Does the W3C XML Schema syntax provide a multi-lingual capability?
Kind of.  We are encouraged to provide 'xml:lang' attributes for
schemas as a whole and for annotations.  But the primitives are all
English and there is no mechanism for tag synonymy across languages.
 
Fundamentally, a good multi-language system will depend on tool
support.  When reading an ontology most users will not want to look an
element labeled:
 
<rdf:Description rdf:about="dog">
 <rdfs:label xml:lang="en">dog</daml:label>
 <rdfs:label xml:lang="de">Hund</daml:label>
 <rdfs:label xml:lang="it">cane</daml:label>
 <rdfs:label xml:lang="fr">chien</daml:label>
 <rdfs:comment>Insert the rest of the EU languages here.</rdfs:comment>
 ... 
</rdf:Description>
 
Obviously, this will be permitted by whatever we come up with.
Various projects might even want to enforce this type of description
so that their multi-lingual teams can work together effectively.  But
this is not a problem to be solved by WOL.
 
- Mike

Michael K. Smith 
EDS Austin Innovation Lab 
98 San Jacinto, Suite 500 
Austin, TX 78701 
Work: 512 404-6683 
Cell: 512 789-4477 
Fax : 512 404-6655

-----Original Message-----
From: Raphael Volz [mailto:volz@fzi.de]
Sent: Thursday, December 13, 2001 12:44 PM
To: www-webont-wg@w3.org
Subject: Multilinguality



Hi all !

The topic of Mulitlinguality just came up at the telcon...

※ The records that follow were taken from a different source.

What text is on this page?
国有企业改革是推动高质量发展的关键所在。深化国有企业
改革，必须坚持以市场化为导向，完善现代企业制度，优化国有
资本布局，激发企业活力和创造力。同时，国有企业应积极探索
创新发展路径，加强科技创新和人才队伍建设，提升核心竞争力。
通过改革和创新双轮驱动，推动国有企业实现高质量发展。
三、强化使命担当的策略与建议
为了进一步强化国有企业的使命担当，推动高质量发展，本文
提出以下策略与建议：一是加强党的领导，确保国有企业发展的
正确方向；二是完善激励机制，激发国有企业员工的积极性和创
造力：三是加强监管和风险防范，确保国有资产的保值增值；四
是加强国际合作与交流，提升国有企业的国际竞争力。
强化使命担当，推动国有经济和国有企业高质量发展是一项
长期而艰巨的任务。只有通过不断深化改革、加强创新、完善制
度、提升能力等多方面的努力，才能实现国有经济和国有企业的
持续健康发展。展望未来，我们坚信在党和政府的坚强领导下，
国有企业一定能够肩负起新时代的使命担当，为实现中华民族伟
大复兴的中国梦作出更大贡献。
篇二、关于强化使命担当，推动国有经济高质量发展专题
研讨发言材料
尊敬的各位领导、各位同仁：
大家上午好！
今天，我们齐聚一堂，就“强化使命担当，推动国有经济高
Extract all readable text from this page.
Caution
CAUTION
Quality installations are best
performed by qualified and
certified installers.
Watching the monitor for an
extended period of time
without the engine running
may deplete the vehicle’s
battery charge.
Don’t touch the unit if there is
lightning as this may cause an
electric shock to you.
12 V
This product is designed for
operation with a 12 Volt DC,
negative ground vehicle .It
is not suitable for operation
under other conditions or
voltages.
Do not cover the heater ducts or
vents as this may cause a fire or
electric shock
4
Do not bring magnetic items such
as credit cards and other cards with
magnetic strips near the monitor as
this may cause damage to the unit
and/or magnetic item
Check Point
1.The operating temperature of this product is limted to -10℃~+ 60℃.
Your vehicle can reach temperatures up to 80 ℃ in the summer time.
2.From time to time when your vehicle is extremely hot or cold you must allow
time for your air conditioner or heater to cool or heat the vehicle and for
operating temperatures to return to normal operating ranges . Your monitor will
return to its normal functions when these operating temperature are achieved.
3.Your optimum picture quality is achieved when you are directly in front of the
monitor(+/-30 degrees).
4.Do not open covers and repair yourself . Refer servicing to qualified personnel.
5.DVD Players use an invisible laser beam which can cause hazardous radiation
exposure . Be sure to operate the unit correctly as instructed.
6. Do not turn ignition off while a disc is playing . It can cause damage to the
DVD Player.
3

The RDFS Schema definition already contains xml:lang markup for "rdf:label"
properties.
xml:lang is intended for filtering of tags from an xml perspective,
if a user opens a document with a given locale, only those tags
that have been marked with his locale are retrieved (and those not marked
with the xml:lang attribute).

This encoding is also part of rdf using one of the abbreviated ways of
encoding
rdf in XML. Unfortunally this is not sufficient.
The value of the label is a literal, and can only therebe referenced by one
edge. Usually the same label can reference different concepts (i.e. each
meaning of a word: concept "Bank_1" being river bank, "Bank_2" being the
financial institution".

KAON (kaon.semanticweb.org) extends the RDFS metalevel with addtional
primitives for representing a (multi-lingual) lexical layer...
See http://kaon.semanticweb.org/2001/11/kaon-lexical.rdf
<http://kaon.semanticweb.org/2001/11/kaon-lexical.rdf>  The syntax is
pretty adhoc, but it could be used as a discussion basis.

The above n:m relation between concepts and there lexical representation
are actually standards in computational linguistics. Eventually our ontology
applications in text mining and document management
management scenarios always rely on such a mapping.